Per un attimo, la mente di LuAnn fu risucchiata all’indietro, a dieci anni prima. Un altro televisore baluginante. Un’altra forma immobile davanti a un video. Duane Harvey, seduto nella sua roulotte, il petto insanguinato, il volto grigio come l’asfalto. La sua caduta come senza fine… prima che qualcuno la attaccasse alle spalle!

LuAnn si voltò di scatto. Nessuno. Non c’era nessuno dietro di lei. Ma Sally Beecham si era svegliata e ora la fissava, gli occhi sbarrati dal terrore, la destra premuta sul petto, quasi non riuscisse a respirare.

— Shhhh!… — LuAnn si portò l’indice alle labbra. — Sally! Sono io!…

Sally Beecham pareva troppo frastornata per dire qualsiasi cosa, per abbozzare qualsiasi reazione.

— C’è qualcuno nella casa, Sally. Un intruso. Hai visto niente di strano?

Sally riuscì a scuotere la testa, rughe di paura le deformavano l’espressione. Puntò il dito verso se stessa. C’era solamente lei a Wicken’s Hunt.

Fu in quel preciso istante che un pensiero colpì LuAnn. Un pensiero terribile, che la fece impallidire.

Sally Beecham non parcheggiava mai dietro alla casa. Metteva sempre l’auto nel garage collegato direttamente con la cucina. La mano di LuAnn si strinse attorno al calcio dell’arma. Guardò il volto della donna. La luce fioca non le permetteva di rischiare. — Ascoltami, Sally. Voglio che tu vada nella dispensa, immediatamente. Ti chiuderò dentro, per sicurezza.

Uno sguardo inquieto frugava il suo viso. Poi LuAnn notò un movimento furtivo della mano di Sally, dietro la schiena. Spianò l’arma. — Muoviti, o ti ammazzo. E butta la pistola, tenendola per la canna. — Udì un breve rumore, quando la persona che le stava di fronte lasciò cadere l’arma sulle assi del pavimento.

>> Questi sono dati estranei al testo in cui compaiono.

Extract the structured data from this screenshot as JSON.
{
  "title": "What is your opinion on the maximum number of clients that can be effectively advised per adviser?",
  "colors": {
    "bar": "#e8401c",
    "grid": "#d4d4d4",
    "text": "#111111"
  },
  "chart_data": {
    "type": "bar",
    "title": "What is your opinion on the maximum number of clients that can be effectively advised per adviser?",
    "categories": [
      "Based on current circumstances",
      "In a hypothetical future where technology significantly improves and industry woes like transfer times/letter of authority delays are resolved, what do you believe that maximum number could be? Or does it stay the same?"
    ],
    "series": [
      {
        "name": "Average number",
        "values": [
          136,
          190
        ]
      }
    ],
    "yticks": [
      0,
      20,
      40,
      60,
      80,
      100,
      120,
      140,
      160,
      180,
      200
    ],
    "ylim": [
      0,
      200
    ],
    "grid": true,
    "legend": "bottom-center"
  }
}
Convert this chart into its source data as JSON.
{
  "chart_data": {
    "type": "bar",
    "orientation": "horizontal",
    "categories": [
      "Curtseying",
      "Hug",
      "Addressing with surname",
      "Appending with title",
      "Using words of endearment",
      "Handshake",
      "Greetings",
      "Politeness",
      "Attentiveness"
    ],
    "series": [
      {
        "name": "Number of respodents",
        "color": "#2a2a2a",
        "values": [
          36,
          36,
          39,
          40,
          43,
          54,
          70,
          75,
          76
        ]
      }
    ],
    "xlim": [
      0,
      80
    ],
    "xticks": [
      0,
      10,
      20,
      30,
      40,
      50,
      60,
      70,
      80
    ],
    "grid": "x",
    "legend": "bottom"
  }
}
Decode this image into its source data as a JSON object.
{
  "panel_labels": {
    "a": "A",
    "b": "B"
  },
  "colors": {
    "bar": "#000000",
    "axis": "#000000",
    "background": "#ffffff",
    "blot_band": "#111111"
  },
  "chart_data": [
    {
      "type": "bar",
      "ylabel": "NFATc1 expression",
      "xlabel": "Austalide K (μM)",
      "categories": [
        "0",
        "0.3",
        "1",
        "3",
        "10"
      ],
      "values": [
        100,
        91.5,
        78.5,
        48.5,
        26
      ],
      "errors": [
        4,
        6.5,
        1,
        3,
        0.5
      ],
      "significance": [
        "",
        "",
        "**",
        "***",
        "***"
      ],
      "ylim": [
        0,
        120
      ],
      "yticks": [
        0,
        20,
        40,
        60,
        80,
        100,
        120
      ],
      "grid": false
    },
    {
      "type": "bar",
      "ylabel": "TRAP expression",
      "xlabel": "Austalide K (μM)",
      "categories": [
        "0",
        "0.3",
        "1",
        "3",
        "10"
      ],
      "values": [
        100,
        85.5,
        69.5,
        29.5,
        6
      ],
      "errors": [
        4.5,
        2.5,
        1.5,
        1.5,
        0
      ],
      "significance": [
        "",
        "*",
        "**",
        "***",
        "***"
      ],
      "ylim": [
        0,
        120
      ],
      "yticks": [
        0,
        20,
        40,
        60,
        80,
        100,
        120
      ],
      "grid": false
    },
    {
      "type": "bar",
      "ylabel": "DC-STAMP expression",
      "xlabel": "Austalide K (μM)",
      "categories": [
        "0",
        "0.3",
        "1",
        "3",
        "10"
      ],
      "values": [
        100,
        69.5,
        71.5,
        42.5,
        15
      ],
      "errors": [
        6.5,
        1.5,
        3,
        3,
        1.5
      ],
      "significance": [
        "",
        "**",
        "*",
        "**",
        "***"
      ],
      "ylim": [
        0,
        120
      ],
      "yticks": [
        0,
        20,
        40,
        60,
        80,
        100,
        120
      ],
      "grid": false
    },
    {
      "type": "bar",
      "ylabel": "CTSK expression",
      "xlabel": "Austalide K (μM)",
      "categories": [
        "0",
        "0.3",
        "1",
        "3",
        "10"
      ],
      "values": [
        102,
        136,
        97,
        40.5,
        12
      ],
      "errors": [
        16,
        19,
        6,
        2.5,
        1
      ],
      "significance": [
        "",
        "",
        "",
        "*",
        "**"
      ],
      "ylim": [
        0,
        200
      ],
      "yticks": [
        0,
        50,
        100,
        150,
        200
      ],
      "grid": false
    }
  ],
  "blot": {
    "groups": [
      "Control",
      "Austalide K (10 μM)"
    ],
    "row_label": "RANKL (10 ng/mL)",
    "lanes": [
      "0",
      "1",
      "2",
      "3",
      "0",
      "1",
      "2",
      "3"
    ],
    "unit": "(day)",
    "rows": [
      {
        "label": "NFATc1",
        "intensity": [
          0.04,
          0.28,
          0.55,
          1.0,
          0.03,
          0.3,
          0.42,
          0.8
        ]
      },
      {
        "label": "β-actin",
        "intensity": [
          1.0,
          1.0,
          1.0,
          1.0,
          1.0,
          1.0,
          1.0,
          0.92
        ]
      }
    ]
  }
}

Mentre la presunta Sally Beecham la precedeva nel corridoio, LuAnn allungò la mano e le afferrò i capelli. La parrucca venne via, rivelando una chioma corta e scura. L’uomo ebbe un’esitazione, ma lei gli puntò la pistola alla tempia.

— Si sbrighi, signor Jackson. O forse dovrei dire signor Crane? — Non nutriva alcuna speranza sulla sorte di Sally Beecham, e non era questo il momento di indagare. Si augurò soltanto di avere l’opportunità di vendicarla.

Giunti in cucina, LuAnn spalancò la porta della dispensa, spinse dentro l’uomo, richiuse la porta di schianto e tirò il chiavistello con un gesto deciso. Dieci centimetri di solida quercia della Virginia. Niente chiave, niente serratura. Jackson ci avrebbe messo parecchio per uscire di là. E a lei non serviva molto tempo.

Vuota. La casa era maledettamente vuota! Un corridoio dopo l’altro, una porta dopo l’altra, una stanza dopo l’altra. Era certa che Lisa fosse nella stanza da letto padronale, ma non poteva correre rischi. Drizzò le orecchie per cogliere un suono, una vibrazione, un respiro, qualsiasi cosa potesse dirle che sua figlia stava bene. Non udì nulla.